For much of “Rabid Dog,” Walt is absolutely insistent that Jesse be allowed to live. Just as he believed earlier in the show, Walt is absolutely insistent that he can talk his way out of any scenario. In his mind, if he can only talk to Jesse, he can justify why poisoning a child was the right move. They could be friends again, he thinks, if only he could talk Jesse into understanding. Unfortunately for Walt, his lies have been getting sloppy lately, and he’s past the point where a heartfelt conversation (or enough manipulation) can wipe away his problems.
Of course, by the end of “Rabid Dog,” Walt comes to this realization himself and calls on Todd’s meth Nazi family to take Jesse out. Killing Jesse may be Walt’s last option to save himself, but it’s still clearly a possibility for him. For all his restraint throughout the episode, “Rabid Dog” proves that Walt’s morality is useful to him only as long as it’s convenient. When things get real, Walt is more than willing to turn his back on all the morals he claims to hold dear.

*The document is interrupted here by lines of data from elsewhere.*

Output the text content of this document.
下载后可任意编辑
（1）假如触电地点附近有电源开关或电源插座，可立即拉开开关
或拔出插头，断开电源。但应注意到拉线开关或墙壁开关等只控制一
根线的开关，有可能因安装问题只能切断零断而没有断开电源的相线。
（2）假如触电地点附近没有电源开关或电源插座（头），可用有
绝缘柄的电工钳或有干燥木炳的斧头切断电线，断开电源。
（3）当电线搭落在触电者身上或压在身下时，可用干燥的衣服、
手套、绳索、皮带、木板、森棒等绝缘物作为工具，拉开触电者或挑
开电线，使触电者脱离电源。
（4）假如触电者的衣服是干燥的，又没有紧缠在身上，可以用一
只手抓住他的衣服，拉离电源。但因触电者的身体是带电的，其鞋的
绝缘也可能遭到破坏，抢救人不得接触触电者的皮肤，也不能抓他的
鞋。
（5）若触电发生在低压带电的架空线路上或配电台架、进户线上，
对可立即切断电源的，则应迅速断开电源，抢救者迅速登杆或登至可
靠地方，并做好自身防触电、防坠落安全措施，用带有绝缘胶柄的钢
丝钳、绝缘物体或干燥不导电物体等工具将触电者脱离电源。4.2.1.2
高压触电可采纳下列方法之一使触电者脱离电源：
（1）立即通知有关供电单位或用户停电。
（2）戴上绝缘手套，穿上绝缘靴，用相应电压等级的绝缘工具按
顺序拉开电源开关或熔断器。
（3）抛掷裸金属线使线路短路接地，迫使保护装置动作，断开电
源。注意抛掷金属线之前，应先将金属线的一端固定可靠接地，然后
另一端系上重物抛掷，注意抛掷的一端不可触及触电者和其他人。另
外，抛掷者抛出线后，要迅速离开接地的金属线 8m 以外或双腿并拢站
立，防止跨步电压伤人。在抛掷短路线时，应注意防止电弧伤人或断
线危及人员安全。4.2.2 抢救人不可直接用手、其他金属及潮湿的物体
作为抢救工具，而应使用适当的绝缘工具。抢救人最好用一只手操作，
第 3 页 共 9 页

By the end of the episode, Walt and Jesse have both put plans to take the other down into effect. Walt has enlisted Todd’s meth Nazis to kill his former partner, while Jesse and the DEA are ready to hit Walt hard and bring him down legally. I’d like to speculate on where this will go in the next episode, but this isn’t where anyone could have guessed the characters would end up at the show’s outset, and it’s likely that the rest of the show will be just as unpredictable as the steps it took to get us here.